President Dmitry Medvedev has an approval rating of 76 percent, just below Prime Minister Vladimir Putin's rating of 77 percent, according to a new poll.
This is the closest the two of them have been in the monthly survey by the respected Levada Center, although for much of this year their ratings have fallen within the margin of error of plus or minus 3.4 percentage points.
Levada Center sociologist Alexei Grazhdankin said the rise in Medvedev's approval rating may reflect the popularity of some of his recent actions, including his firing of Mayor Yury Luzhkov and efforts to reform the police, Vedomosti reported Thursday.

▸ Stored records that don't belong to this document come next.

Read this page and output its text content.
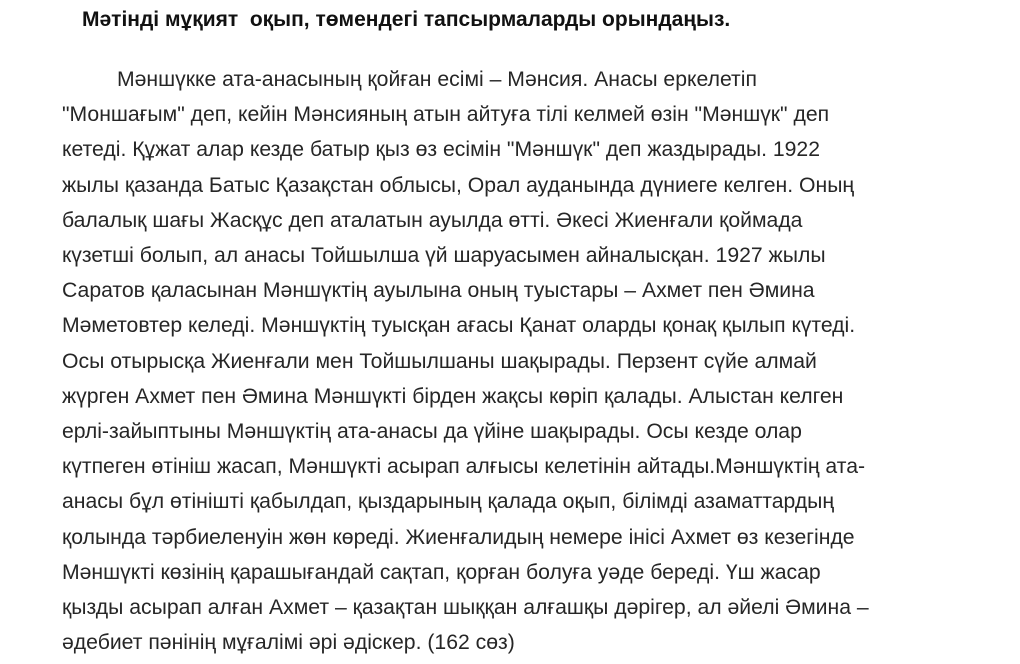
Мәтінді мұқият  оқып, төмендегі тапсырмаларды орындаңыз.
Мәншүкке ата-анасының қойған есімі – Мәнсия. Анасы еркелетіп
"Моншағым" деп, кейін Мәнсияның атын айтуға тілі келмей өзін "Мәншүк" деп
кетеді. Құжат алар кезде батыр қыз өз есімін "Мәншүк" деп жаздырады. 1922
жылы қазанда Батыс Қазақстан облысы, Орал ауданында дүниеге келген. Оның
балалық шағы Жасқұс деп аталатын ауылда өтті. Әкесі Жиенғали қоймада
күзетші болып, ал анасы Тойшылша үй шаруасымен айналысқан. 1927 жылы
Саратов қаласынан Мәншүктің ауылына оның туыстары – Ахмет пен Әмина
Мәметовтер келеді. Мәншүктің туысқан ағасы Қанат оларды қонақ қылып күтеді.
Осы отырысқа Жиенғали мен Тойшылшаны шақырады. Перзент сүйе алмай
жүрген Ахмет пен Әмина Мәншүкті бірден жақсы көріп қалады. Алыстан келген
ерлі-зайыптыны Мәншүктің ата-анасы да үйіне шақырады. Осы кезде олар
күтпеген өтініш жасап, Мәншүкті асырап алғысы келетінін айтады.Мәншүктің ата-
анасы бұл өтінішті қабылдап, қыздарының қалада оқып, білімді азаматтардың
қолында тәрбиеленуін жөн көреді. Жиенғалидың немере інісі Ахмет өз кезегінде
Мәншүкті көзінің қарашығандай сақтап, қорған болуға уәде береді. Үш жасар
қызды асырап алған Ахмет – қазақтан шыққан алғашқы дәрігер, ал әйелі Әмина –
әдебиет пәнінің мұғалімі әрі әдіскер. (162 сөз)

But Grazhdankin cautioned that it was too early to say that polls for Medvedev and Putin had now evened out.
Medvedev's approval rating was 73 percent in September.
Grazhdankin said if the country remained relatively stable, Russians would be content with Medvedev, who has made modernization his main focus. But if Russia were hit with another wave of terror attacks or armed conflict, people would look to Putin, who is seen as a strong defender of the Russian state.
When asked what kind of leader Russia needs, just over half of those polled said they favored someone who had a "strong hand" — in a sign that the public would want Putin.
Thirty-nine percent said Russia's leader should cooperate with all social and political powers, including the opposition.
Although technically now Russia's No. 2, Putin is still seen as the more powerful leader more than two years after handing over the presidency. The prime minister is eligible to return to the presidency in 2012, and he and Medvedev have said they will decide between themselves which one of them will run.
When asked who they would vote for in elections, 24 percent said they would vote for Putin, and 21 percent chose Medvedev.
The Levada poll of 1,600 Russians, conducted Oct. 22 to 25, was released Thursday.